Слова вырвались у нее невольно, прежде чем она успела осознать их смысл, и Мария взглянула на нее с изумлением и ужасом.

— Несчастны, миледи? Тогда мы сейчас же уезжаем в Мэндрейк! Мы не останемся ни секунды там, где вы несчастны, даже если речь будет идти о спасении его королевского величества. Мы отправимся домой, миледи, и все будет в порядке.

— Не будет! — горько возразила Кэролайн, поднявшись, чтобы Мария могла расстегнуть измятое вечернее платье.

— Вы замерзли, миледи, — укоризненно проговорила Мария, увидев, что Кэролайн чуть вздрогнула. — И надо ли удивляться, раз вы так и спали всю ночь. Может, погода и теплая, но не настолько. Закутайтесь-ка в шаль, миледи, и ложитесь в кровать. Пейте шоколад, пока он не остыл, а я сейчас же начну складывать вещи.

— Нет, не делай этого, Мария, — сказала Кэролайн устало. — Если ты помнишь, мы приехали сюда с определенной целью, и эта цель по-прежнему существует.

Мария вздохнула.

— Право, миледи, я не знаю, что и делать. Я бы выполнила свой долг, как я его понимаю, если бы увезла вас сейчас же домой, как бы вы ни спорили. Но я никогда не умела отказывать вашей светлости, как вы прекрасно знаете.

— Не делай этого и сейчас, — сказала Кэролайн. Она допила шоколад и откинулась на подушки. — У меня есть время поспать, Мария?

— Конечно есть, миледи. Мисс Доркас только что сказала мне, что ее светлости ваши услуги не понадобятся до полудня, потому что она плохо провела ночь.
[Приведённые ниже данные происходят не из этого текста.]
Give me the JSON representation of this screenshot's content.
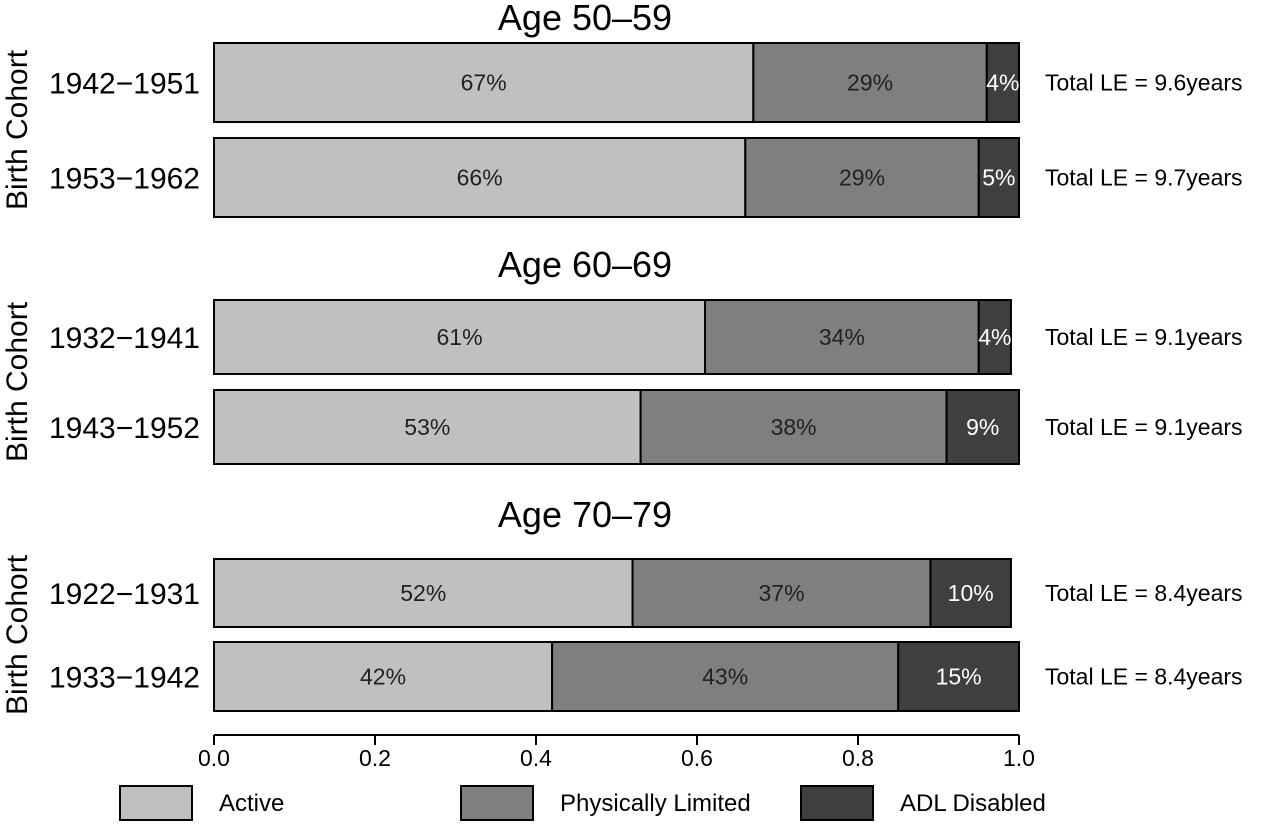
{
  "chart_data": {
    "type": "bar",
    "orientation": "horizontal",
    "stacked": true,
    "series_names": [
      "Active",
      "Physically Limited",
      "ADL Disabled"
    ],
    "colors": [
      "#c0c0c0",
      "#7f7f7f",
      "#3f3f3f"
    ],
    "label_colors": [
      "#222222",
      "#222222",
      "#ffffff"
    ],
    "ylabel": "Birth Cohort",
    "xlim": [
      0.0,
      1.0
    ],
    "xticks": [
      "0.0",
      "0.2",
      "0.4",
      "0.6",
      "0.8",
      "1.0"
    ],
    "grid": false,
    "legend_placement": "bottom",
    "panels": [
      {
        "title": "Age 50–59",
        "rows": [
          {
            "cohort": "1942−1951",
            "values": [
              0.67,
              0.29,
              0.04
            ],
            "labels": [
              "67%",
              "29%",
              "4%"
            ],
            "total": "Total LE = 9.6years"
          },
          {
            "cohort": "1953−1962",
            "values": [
              0.66,
              0.29,
              0.05
            ],
            "labels": [
              "66%",
              "29%",
              "5%"
            ],
            "total": "Total LE = 9.7years"
          }
        ]
      },
      {
        "title": "Age 60–69",
        "rows": [
          {
            "cohort": "1932−1941",
            "values": [
              0.61,
              0.34,
              0.04
            ],
            "labels": [
              "61%",
              "34%",
              "4%"
            ],
            "total": "Total LE = 9.1years"
          },
          {
            "cohort": "1943−1952",
            "values": [
              0.53,
              0.38,
              0.09
            ],
            "labels": [
              "53%",
              "38%",
              "9%"
            ],
            "total": "Total LE = 9.1years"
          }
        ]
      },
      {
        "title": "Age 70–79",
        "rows": [
          {
            "cohort": "1922−1931",
            "values": [
              0.52,
              0.37,
              0.1
            ],
            "labels": [
              "52%",
              "37%",
              "10%"
            ],
            "total": "Total LE = 8.4years"
          },
          {
            "cohort": "1933−1942",
            "values": [
              0.42,
              0.43,
              0.15
            ],
            "labels": [
              "42%",
              "43%",
              "15%"
            ],
            "total": "Total LE = 8.4years"
          }
        ]
      }
    ]
  }
}
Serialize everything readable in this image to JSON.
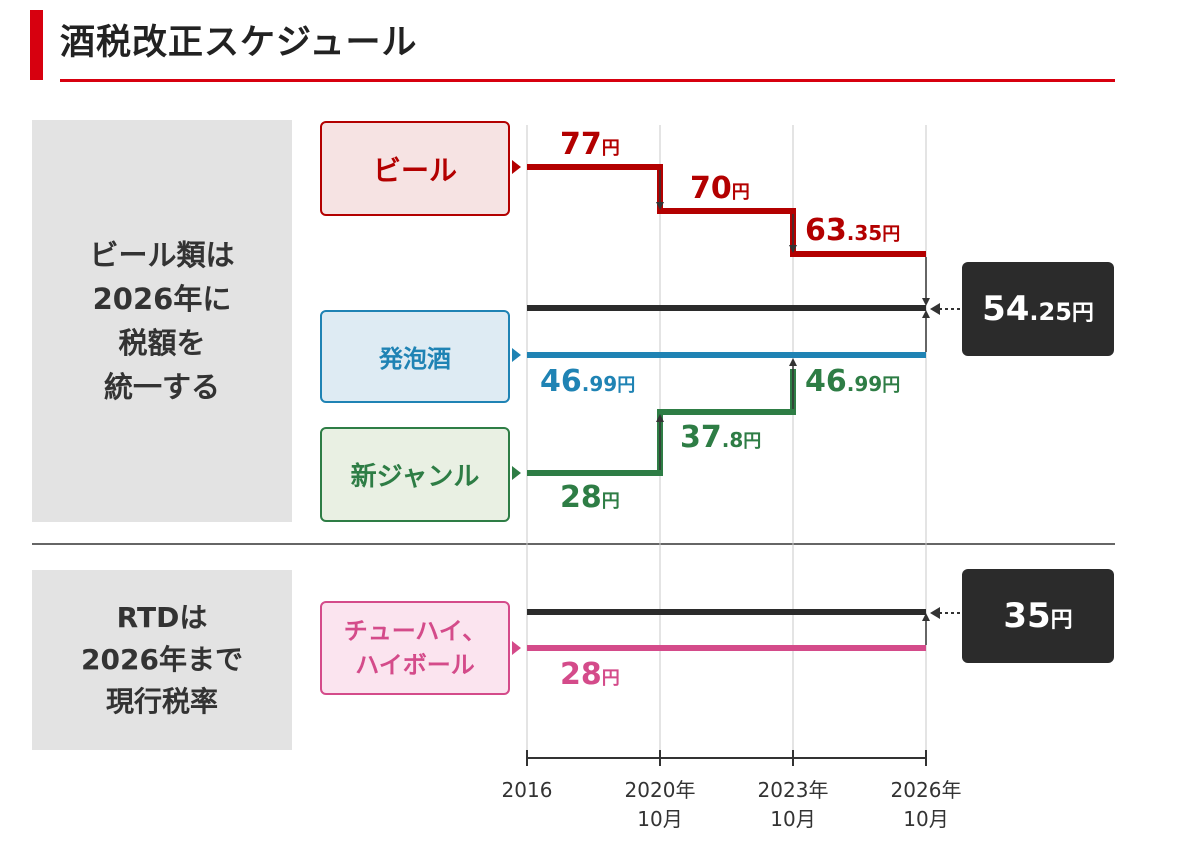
{
  "title": "酒税改正スケジュール",
  "side_top_lines": [
    "ビール類は",
    "2026年に",
    "税額を",
    "統一する"
  ],
  "side_bottom_lines": [
    "RTDは",
    "2026年まで",
    "現行税率"
  ],
  "categories": {
    "beer": "ビール",
    "happoshu": "発泡酒",
    "new_genre": "新ジャンル",
    "rtd_lines": [
      "チューハイ、",
      "ハイボール"
    ]
  },
  "colors": {
    "accent": "#d7000f",
    "beer": "#b30000",
    "happoshu": "#1f83b4",
    "new_genre": "#2e7d45",
    "rtd": "#d44b8a",
    "dark": "#2b2b2b"
  },
  "labels": {
    "beer_2016": {
      "num": "77",
      "dec": "",
      "unit": "円"
    },
    "beer_2020": {
      "num": "70",
      "dec": "",
      "unit": "円"
    },
    "beer_2023": {
      "num": "63",
      "dec": ".35",
      "unit": "円"
    },
    "happo_2016": {
      "num": "46",
      "dec": ".99",
      "unit": "円"
    },
    "new_2016": {
      "num": "28",
      "dec": "",
      "unit": "円"
    },
    "new_2020": {
      "num": "37",
      "dec": ".8",
      "unit": "円"
    },
    "new_2023": {
      "num": "46",
      "dec": ".99",
      "unit": "円"
    },
    "rtd_2016": {
      "num": "28",
      "dec": "",
      "unit": "円"
    },
    "unified_2026": {
      "num": "54",
      "dec": ".25",
      "unit": "円"
    },
    "rtd_2026": {
      "num": "35",
      "dec": "",
      "unit": "円"
    }
  },
  "axis_ticks": [
    {
      "lines": [
        "2016"
      ]
    },
    {
      "lines": [
        "2020年",
        "10月"
      ]
    },
    {
      "lines": [
        "2023年",
        "10月"
      ]
    },
    {
      "lines": [
        "2026年",
        "10月"
      ]
    }
  ]
}
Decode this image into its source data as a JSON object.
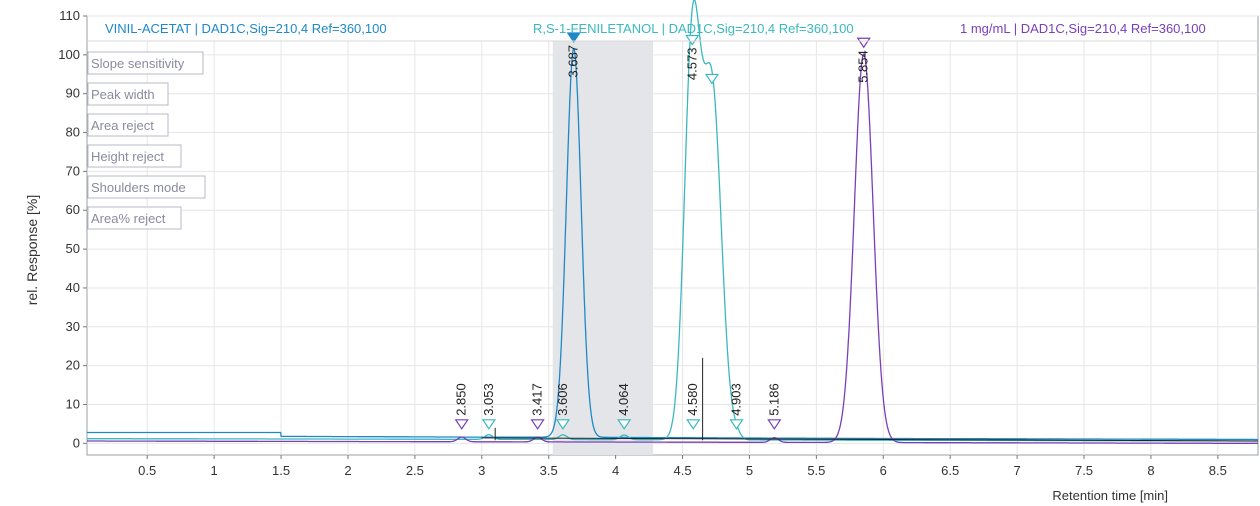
{
  "chart_data": {
    "type": "line",
    "ylabel": "rel. Response [%]",
    "xlabel": "Retention time [min]",
    "xlim": [
      0.05,
      8.8
    ],
    "ylim": [
      -3,
      110
    ],
    "x_ticks": [
      0.5,
      1,
      1.5,
      2,
      2.5,
      3,
      3.5,
      4,
      4.5,
      5,
      5.5,
      6,
      6.5,
      7,
      7.5,
      8,
      8.5
    ],
    "x_tick_labels": [
      "0.5",
      "1",
      "1.5",
      "2",
      "2.5",
      "3",
      "3.5",
      "4",
      "4.5",
      "5",
      "5.5",
      "6",
      "6.5",
      "7",
      "7.5",
      "8",
      "8.5"
    ],
    "y_ticks": [
      0,
      10,
      20,
      30,
      40,
      50,
      60,
      70,
      80,
      90,
      100,
      110
    ],
    "y_tick_labels": [
      "0",
      "10",
      "20",
      "30",
      "40",
      "50",
      "60",
      "70",
      "80",
      "90",
      "100",
      "110"
    ],
    "grid": true,
    "highlight_region": [
      3.53,
      4.28
    ],
    "legend_position": "top",
    "param_labels": [
      "Slope sensitivity",
      "Peak width",
      "Area reject",
      "Height reject",
      "Shoulders mode",
      "Area% reject"
    ],
    "series": [
      {
        "name": "VINIL-ACETAT | DAD1C,Sig=210,4 Ref=360,100",
        "color": "#1e88c8",
        "baseline": [
          [
            0.05,
            2.8
          ],
          [
            1.5,
            2.8
          ],
          [
            1.5,
            1.8
          ],
          [
            3.0,
            1.6
          ],
          [
            3.55,
            1.6
          ],
          [
            5.5,
            1.3
          ],
          [
            8.8,
            1.0
          ]
        ],
        "peaks": [
          {
            "rt": 3.687,
            "height": 100,
            "width": 0.055,
            "label": "3.687",
            "marker": "filled"
          }
        ]
      },
      {
        "name": "R,S-1-FENILETANOL | DAD1C,Sig=210,4 Ref=360,100",
        "color": "#3ab8bf",
        "baseline": [
          [
            0.05,
            1.2
          ],
          [
            2.0,
            1.1
          ],
          [
            3.5,
            1.0
          ],
          [
            6.0,
            0.8
          ],
          [
            8.8,
            0.6
          ]
        ],
        "peaks": [
          {
            "rt": 4.573,
            "height": 100,
            "width": 0.06,
            "label": "4.573",
            "marker": "open"
          },
          {
            "rt": 4.72,
            "height": 90,
            "width": 0.07,
            "label": "",
            "marker": "open"
          }
        ],
        "small_peaks": [
          {
            "rt": 3.053,
            "label": "3.053"
          },
          {
            "rt": 3.606,
            "label": "3.606"
          },
          {
            "rt": 4.064,
            "label": "4.064"
          },
          {
            "rt": 4.58,
            "label": "4.580"
          },
          {
            "rt": 4.903,
            "label": "4.903"
          }
        ]
      },
      {
        "name": "1 mg/mL | DAD1C,Sig=210,4 Ref=360,100",
        "color": "#7a3fb8",
        "baseline": [
          [
            0.05,
            0.6
          ],
          [
            3.0,
            0.4
          ],
          [
            6.0,
            0.2
          ],
          [
            8.8,
            0.0
          ]
        ],
        "peaks": [
          {
            "rt": 5.854,
            "height": 100,
            "width": 0.07,
            "label": "5.854",
            "marker": "open"
          }
        ],
        "small_peaks": [
          {
            "rt": 2.85,
            "label": "2.850"
          },
          {
            "rt": 3.417,
            "label": "3.417"
          },
          {
            "rt": 5.186,
            "label": "5.186"
          }
        ]
      }
    ]
  }
}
Засните, миледи, а когда проснетесь, позвоните, и я принесу вам что-нибудь на завтрак.

— Спасибо, Мария, — отозвалась Кэролайн. — Мне что-то захотелось спать. Но прежде чем уйдешь, скажи мне: есть ли новости?

— Только одна, — ответила Мария, — сегодня приезжает мистер Джервис Уорлингем. Я собственными ушами слышала, как миссис Миллер говорила об этом домоправительнице. Больше того, она распорядилась, чтобы ему предоставили спальню рядом с ее комнатой.

— Сегодня!

Кэролайн мгновенно расхотелось спать.

— Да, миледи, сегодня будет большой званый вечер, гости созваны со всего графства, за столом соберется не менее пятидесяти человек. Это миссис Миллер пригласила их от имени его светлости: насколько я понимаю, ей страшно хочется устраивать приемы и играть роль хозяйки дома, особенно если это будет видеть мистер Уорлингем.

— Понимаю, — сказала Кэролайн и облегченно вздохнула. Наконец-то она встретится с мистером Джервисом Уорлингемом!